Bu süre içerisinde bazı teknikler geliştirildi. Telefonlar daima küçüldükleri gibi birçok ek özellikle donatıldılar. Yine de Bell’in telefonunun temel prensipleri modern aygıtlarınkine benzemektedir. Bugünde telefonlar bir mikrofona ihtiyaç duyarlar. Bell’in aygıtında bu fonksiyonu esnek bir metal diyafram ve at nalı mıknatıs üstleniyordu. Bu mıknatıs üzerine doğru akım kaynağına bağlı tel bobin sarılı bulunuyordu. Ses dalgaları metal diyaframı salınım vererek hareket ettiriyor ve bu titreşim mıknatıs ile taşınarak doğru akım bulunan bobinde depolanıyordu. Bu akımın ses dalgasına geri dönüşümü de yine aynı prensiple gerçekleştirilebiliyordu. O zamanlar mikrofonun kalitesi tabii ki iyi değildi. 1878’de kömürlü mikrofonların bulunuşuyla ses iletişim kalitesi biraz daha iyileştirilmiş oldu. Günümüzde ise telefonlara transistorlu mikrofonlar yerleştirilmektedir. Elektronik sinyallerin sese dönüşümünü ise küçük hoparlörler üstlenmektedir.

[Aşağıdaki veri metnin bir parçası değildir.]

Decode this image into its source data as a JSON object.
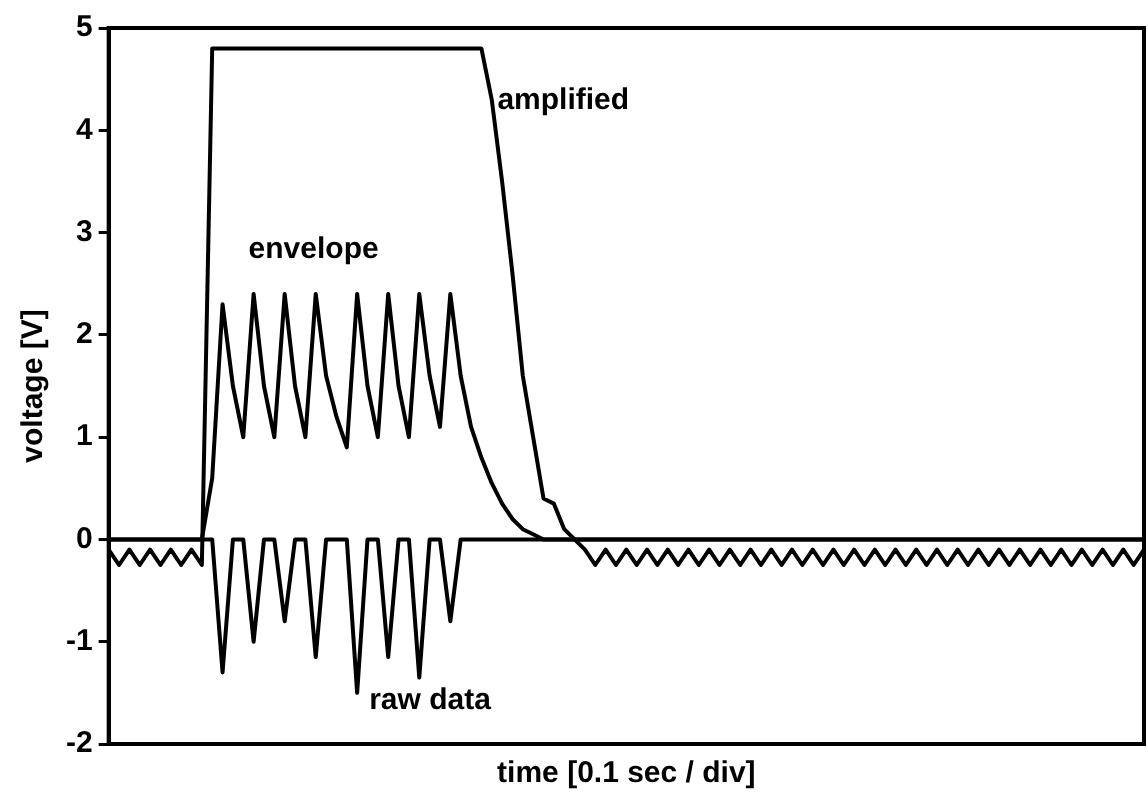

Numarayı çevirmek ve santrale bağlanmak

Alexander Graham Bell’in 1872’de telefonu icadından bu yana sinyaller halen sabit kablo bağlantıları ile iletilmektedir. Bu da vericinin alıcı ile direkt olarak kablo aracılığıyla bağlandığı anlamına gelir. Birçok kullanıcının bulunduğu bu sistemin doğru bağlantılar kura bilmek için bir telefon santrali ile yönetilmesi gerekir. İlk telefon santralinde bu devreler el ile bağlanmaktaydı. Arkadaşca bir sesesahip santral memurları her gün artan kullanıcı sayısına artık yetişemez duruma gelmişlerdi.

Telefonun icadından bu yana karşılaşılan bu büyük sorunu çözmek ve otomatik bir telefon santrali kurmak için araştırmacılar çalışmalara başladılar. Çözüm bir daha Amerika’dan geldi. Almond Brown Strowger 1889’da çevirmeli telefon aygıtını geliştirdi ve böylelikle otomatik bağlantıların ilk adımı atılmış oldu. Uzunca bir süre telefon şirketleri bu yöntemi kullandılar. Telefon santrali için yeterli tepki telefon cihazı tarafından sağlanıyordu ve santral merkezinde gerekli işlemi görülerek bağlantı kuruluyordu. Orta vadede bu sistem çabuk eskidi. Günümüzde yeni dijital sistemler tonlu arama (Tone Dialing) yöntemi ile çok daha hızlı bağlantı kura bilmektedirler. Bununla birlikte bu yeni buluşun kullanımı sadece dijital telefon santrallerinde mümkün. Türkiye’de ise her iki sistem de desteklenmektedir. Dünyanın en büyük telefon şirketleri ABD’deki AT&T şirketi ve Japonya’daki NTT şirketidir. Bunları 30 milyon bağlantı ile Almanya’nın Deutsche Telekom’u takip etmekte.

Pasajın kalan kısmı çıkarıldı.